My vision is blurred.
My words are slurred.

I felt this coming on for years.
But never wanted to feel the tears.
I watched my best friend fade.
Into her death parade.

She raised me from when I was born.
But now for that, I must yearn.
For the loss of the wink in the stars.
And the feel of a mothers touch, now so far.

Why, oh why, must death take the ones we love the most.
And leave them with only the company of a post.
I regret not being there.
To help her through despair.

Why had I made this grave mistake?
A mothers touch so far away.
Why?
Spencer Smith May 2018
You're like a bruise.
Every time something touches you, you hurt, but you're fine when left alone.
I try to heal you with my touch but only hurt you.
I give you space so you heal, but you hold on so stubbornly.

You're like a cut.
I try to let you heal, but can't help but pick a little like a child,
I try to pull you off but only hurt you more.
You cling on until you heal, and then you are gone.

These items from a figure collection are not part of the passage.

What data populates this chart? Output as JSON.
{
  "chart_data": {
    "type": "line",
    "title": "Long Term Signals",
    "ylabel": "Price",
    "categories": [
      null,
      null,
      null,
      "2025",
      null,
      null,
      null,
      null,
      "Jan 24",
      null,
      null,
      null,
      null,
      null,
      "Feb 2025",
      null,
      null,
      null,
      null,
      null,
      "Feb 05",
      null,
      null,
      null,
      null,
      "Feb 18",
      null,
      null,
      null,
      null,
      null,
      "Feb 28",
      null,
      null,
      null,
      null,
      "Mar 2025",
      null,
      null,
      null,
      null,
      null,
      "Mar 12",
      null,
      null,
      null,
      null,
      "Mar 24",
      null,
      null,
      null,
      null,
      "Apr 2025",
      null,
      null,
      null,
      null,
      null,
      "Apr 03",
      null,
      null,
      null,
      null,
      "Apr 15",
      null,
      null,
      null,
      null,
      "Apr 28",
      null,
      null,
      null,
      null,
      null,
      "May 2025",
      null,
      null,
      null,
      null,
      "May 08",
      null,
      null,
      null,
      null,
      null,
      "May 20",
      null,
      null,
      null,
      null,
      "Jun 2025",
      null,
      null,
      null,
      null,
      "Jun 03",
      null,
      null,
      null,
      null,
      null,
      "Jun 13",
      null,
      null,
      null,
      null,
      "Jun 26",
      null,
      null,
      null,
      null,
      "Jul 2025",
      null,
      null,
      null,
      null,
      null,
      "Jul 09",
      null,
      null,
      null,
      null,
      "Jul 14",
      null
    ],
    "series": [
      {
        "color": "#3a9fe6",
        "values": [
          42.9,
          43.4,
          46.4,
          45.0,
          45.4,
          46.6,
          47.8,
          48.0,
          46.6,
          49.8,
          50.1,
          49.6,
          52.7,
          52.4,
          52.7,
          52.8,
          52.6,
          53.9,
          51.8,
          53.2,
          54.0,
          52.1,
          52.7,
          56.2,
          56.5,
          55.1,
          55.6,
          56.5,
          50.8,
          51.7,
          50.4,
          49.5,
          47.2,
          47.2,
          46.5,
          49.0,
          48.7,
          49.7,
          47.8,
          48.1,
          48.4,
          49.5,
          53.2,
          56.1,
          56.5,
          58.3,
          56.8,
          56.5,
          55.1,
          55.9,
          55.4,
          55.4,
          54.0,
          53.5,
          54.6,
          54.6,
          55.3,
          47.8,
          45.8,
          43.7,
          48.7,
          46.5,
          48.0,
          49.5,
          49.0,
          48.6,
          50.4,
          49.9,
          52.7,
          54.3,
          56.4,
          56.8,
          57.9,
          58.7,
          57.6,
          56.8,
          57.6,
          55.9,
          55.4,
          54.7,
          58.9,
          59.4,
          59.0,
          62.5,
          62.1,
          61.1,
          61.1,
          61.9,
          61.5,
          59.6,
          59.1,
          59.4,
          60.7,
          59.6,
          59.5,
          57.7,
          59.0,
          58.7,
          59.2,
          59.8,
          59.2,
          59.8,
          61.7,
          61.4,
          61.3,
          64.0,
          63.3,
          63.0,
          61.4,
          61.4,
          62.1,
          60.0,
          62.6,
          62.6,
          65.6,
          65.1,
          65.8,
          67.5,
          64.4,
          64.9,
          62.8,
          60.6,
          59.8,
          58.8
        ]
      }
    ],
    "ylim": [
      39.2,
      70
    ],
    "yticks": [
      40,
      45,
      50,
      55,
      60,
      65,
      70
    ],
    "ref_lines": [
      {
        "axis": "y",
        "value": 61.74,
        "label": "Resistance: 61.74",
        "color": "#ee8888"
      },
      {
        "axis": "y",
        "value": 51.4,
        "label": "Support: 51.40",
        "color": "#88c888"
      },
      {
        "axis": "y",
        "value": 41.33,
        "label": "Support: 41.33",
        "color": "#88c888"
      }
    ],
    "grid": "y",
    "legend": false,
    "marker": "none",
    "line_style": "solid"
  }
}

You're like a knife in my side.
People use you to hurt me.
They twist the knife, to inflict hurt on me.
I try to pull you out but I can't find the guts too, so you stay there, until I pull you out painfully.

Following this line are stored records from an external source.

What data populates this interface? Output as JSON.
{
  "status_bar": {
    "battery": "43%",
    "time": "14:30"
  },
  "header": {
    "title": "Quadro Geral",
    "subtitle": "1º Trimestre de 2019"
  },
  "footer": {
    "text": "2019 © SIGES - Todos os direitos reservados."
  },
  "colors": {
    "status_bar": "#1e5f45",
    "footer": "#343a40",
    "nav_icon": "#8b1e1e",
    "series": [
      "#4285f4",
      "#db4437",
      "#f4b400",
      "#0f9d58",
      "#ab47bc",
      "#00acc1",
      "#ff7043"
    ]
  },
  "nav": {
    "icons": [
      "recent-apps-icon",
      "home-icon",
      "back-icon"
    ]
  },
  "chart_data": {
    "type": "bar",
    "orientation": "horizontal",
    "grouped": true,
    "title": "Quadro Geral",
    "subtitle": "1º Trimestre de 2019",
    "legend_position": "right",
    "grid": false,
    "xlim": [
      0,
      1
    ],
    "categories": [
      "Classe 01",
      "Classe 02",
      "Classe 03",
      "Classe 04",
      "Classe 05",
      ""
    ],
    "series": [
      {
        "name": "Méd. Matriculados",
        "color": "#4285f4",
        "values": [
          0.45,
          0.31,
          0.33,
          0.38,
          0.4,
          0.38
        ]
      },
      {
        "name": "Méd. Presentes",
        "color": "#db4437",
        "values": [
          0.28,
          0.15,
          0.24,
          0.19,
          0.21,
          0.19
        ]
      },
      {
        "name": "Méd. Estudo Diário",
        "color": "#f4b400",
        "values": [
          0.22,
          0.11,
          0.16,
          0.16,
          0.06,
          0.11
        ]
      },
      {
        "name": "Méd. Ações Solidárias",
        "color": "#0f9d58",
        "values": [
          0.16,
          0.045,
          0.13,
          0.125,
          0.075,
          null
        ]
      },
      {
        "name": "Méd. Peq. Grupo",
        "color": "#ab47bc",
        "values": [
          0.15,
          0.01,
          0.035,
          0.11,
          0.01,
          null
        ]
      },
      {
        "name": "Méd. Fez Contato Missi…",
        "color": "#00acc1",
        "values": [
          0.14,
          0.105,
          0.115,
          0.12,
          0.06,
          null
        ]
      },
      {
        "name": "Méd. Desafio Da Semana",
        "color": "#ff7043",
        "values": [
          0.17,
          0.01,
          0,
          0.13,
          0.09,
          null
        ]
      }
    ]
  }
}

Why can't you see you're hurting me?
You insist on holding onto me until you feel better,
Then you toss me off like a used garment, beyond repair,
Until you run out of other clothes to wear, so you use me.

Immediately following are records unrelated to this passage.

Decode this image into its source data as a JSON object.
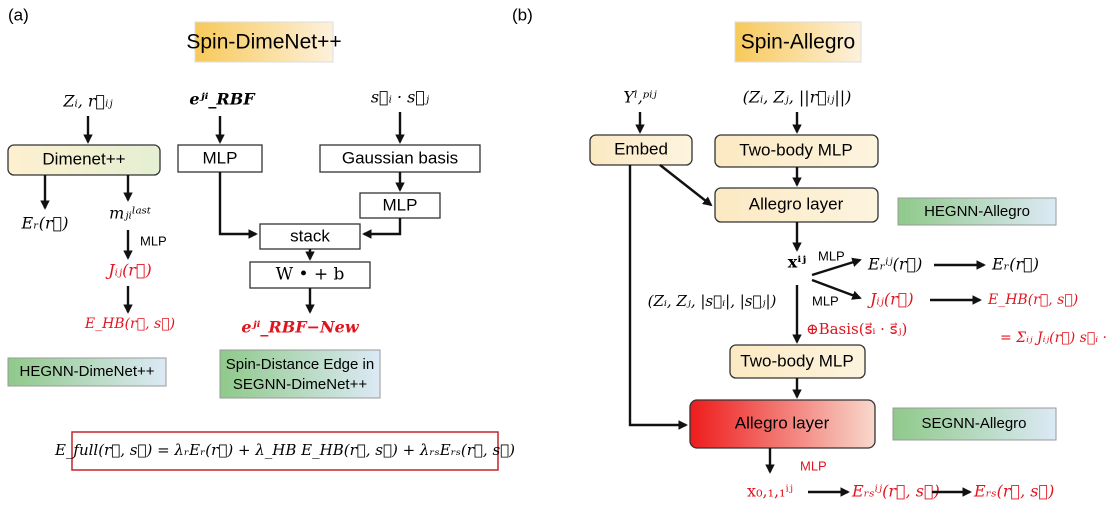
{
  "panel_a": {
    "label": "(a)",
    "title": "Spin-DimeNet++",
    "input_zr": "Zᵢ, r⃗ᵢⱼ",
    "dimenet": "Dimenet++",
    "er": "Eᵣ(r⃗)",
    "m_last": "mⱼᵢˡᵃˢᵗ",
    "mlp_small": "MLP",
    "jij": "Jᵢⱼ(r⃗)",
    "ehb": "E_HB(r⃗, s⃗)",
    "hegnn": "HEGNN-DimeNet++",
    "erbf": "eʲⁱ_RBF",
    "mlp1": "MLP",
    "sisj": "s⃗ᵢ · s⃗ⱼ",
    "gauss": "Gaussian basis",
    "mlp2": "MLP",
    "stack": "stack",
    "wb": "W • + b",
    "erbf_new": "eʲⁱ_RBF−New",
    "segnn": [
      "Spin-Distance Edge in",
      "SEGNN-DimeNet++"
    ],
    "formula": "E_full(r⃗, s⃗) = λᵣEᵣ(r⃗) + λ_HB E_HB(r⃗, s⃗) + λᵣₛEᵣₛ(r⃗, s⃗)"
  },
  "panel_b": {
    "label": "(b)",
    "title": "Spin-Allegro",
    "ylp": "Yˡ,ᵖⁱʲ",
    "zzr": "(Zᵢ, Zⱼ, ||r⃗ᵢⱼ||)",
    "embed": "Embed",
    "twobody1": "Two-body MLP",
    "allegro1": "Allegro layer",
    "hegnn": "HEGNN-Allegro",
    "xij": "xⁱʲ",
    "mlp_a": "MLP",
    "mlp_b": "MLP",
    "erij": "Eᵣⁱʲ(r⃗)",
    "er": "Eᵣ(r⃗)",
    "jij": "Jᵢⱼ(r⃗)",
    "ehb": "E_HB(r⃗, s⃗)",
    "sum": "= Σᵢⱼ Jᵢⱼ(r⃗) s⃗ᵢ · s⃗ⱼ",
    "zzs": "(Zᵢ, Zⱼ, |s⃗ᵢ|, |s⃗ⱼ|)",
    "basis": "⊕Basis(s⃗ᵢ · s⃗ⱼ)",
    "twobody2": "Two-body MLP",
    "allegro2": "Allegro layer",
    "segnn": "SEGNN-Allegro",
    "mlp_c": "MLP",
    "x011": "x₀,₁,₁ⁱʲ",
    "ersij": "Eᵣₛⁱʲ(r⃗, s⃗)",
    "ers": "Eᵣₛ(r⃗, s⃗)"
  }
}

Making me hold onto your pain until you heal.
I try to get rid of you, but only hurt you so much more, and,
You know that I love you too much for that.
So I sit and wait for you to heal, but some wounds don't heal.
Spencer Smith May 2018
You, yes you.
The one with the broken smile.
No, look up, your beautiful for who you are.
I don't care how you look, or where you came from,
You Are Beautiful.
Despite what others may say,
You Are Beautiful.
Even though you may feel blue,
You Are Beautiful.
Just listen to me through the pain.
You Are Beautiful.
Your gender, race, past, do not have any hold on you anymore because,
You Are Beautiful.
I know the voices may say something else but,
You Are Beautiful.
I know you may roll your eyes but truly I know,
You Are Beautiful.
You may look in the mirror and see a disgusting mess, but your not,
You Are Beautiful
You may feel like a mess, but look up,
You Are Beautiful.
Through the loss, through the pain, through the ups and downs,
You Are Beautiful.
You have done more than you think, don't hang your head,
You Are Beautiful.
Despite the mistakes you may have made, or the cuts on your wrist,
You Are Beautiful.
You may feel anger, sadness, pain, lost, hopeless, but you should feel like,
You Are Beautiful.
There's no disguising the fact, that,
You Are Beautiful.
This poem goes out to anyone struggling to find peace or hope.
Spencer Smith May 2018
I speak my mind,
And I'm rewarded with blank stares.
"You're too young to not feel fine!"
Yet I wake up every day to despair.

I feel my hands trembling.
I see their confusion.
They aren't understanding.
They yell at me to come back in unison.

I'm only Thirteen,
And I feel as if I have the weight of the world,
Weighing down on me.
Suffocating me, blocking out all my words.

I write with my blood,
I've watched my arms be drained,
They see my cuts,
And ask me how it happened.

They think I'm too young to feel pain,
But I have it in Spades.
I can't tell them how it happened, so I run into the rain,
Panting, exhausted, and lost, just looking for somewhere to stay.

They don't understand,
Your just a kid,
Are you mad?
Just because I'm young doesn't stop pain from digging a pit for me.

I crawl into the pit every time,
Knowing it's the only peace I'll ever have,
Even if it is discomforting.
They see me suffer in silence, with a confused look, they'll never understand such a young soul to be tormented like this.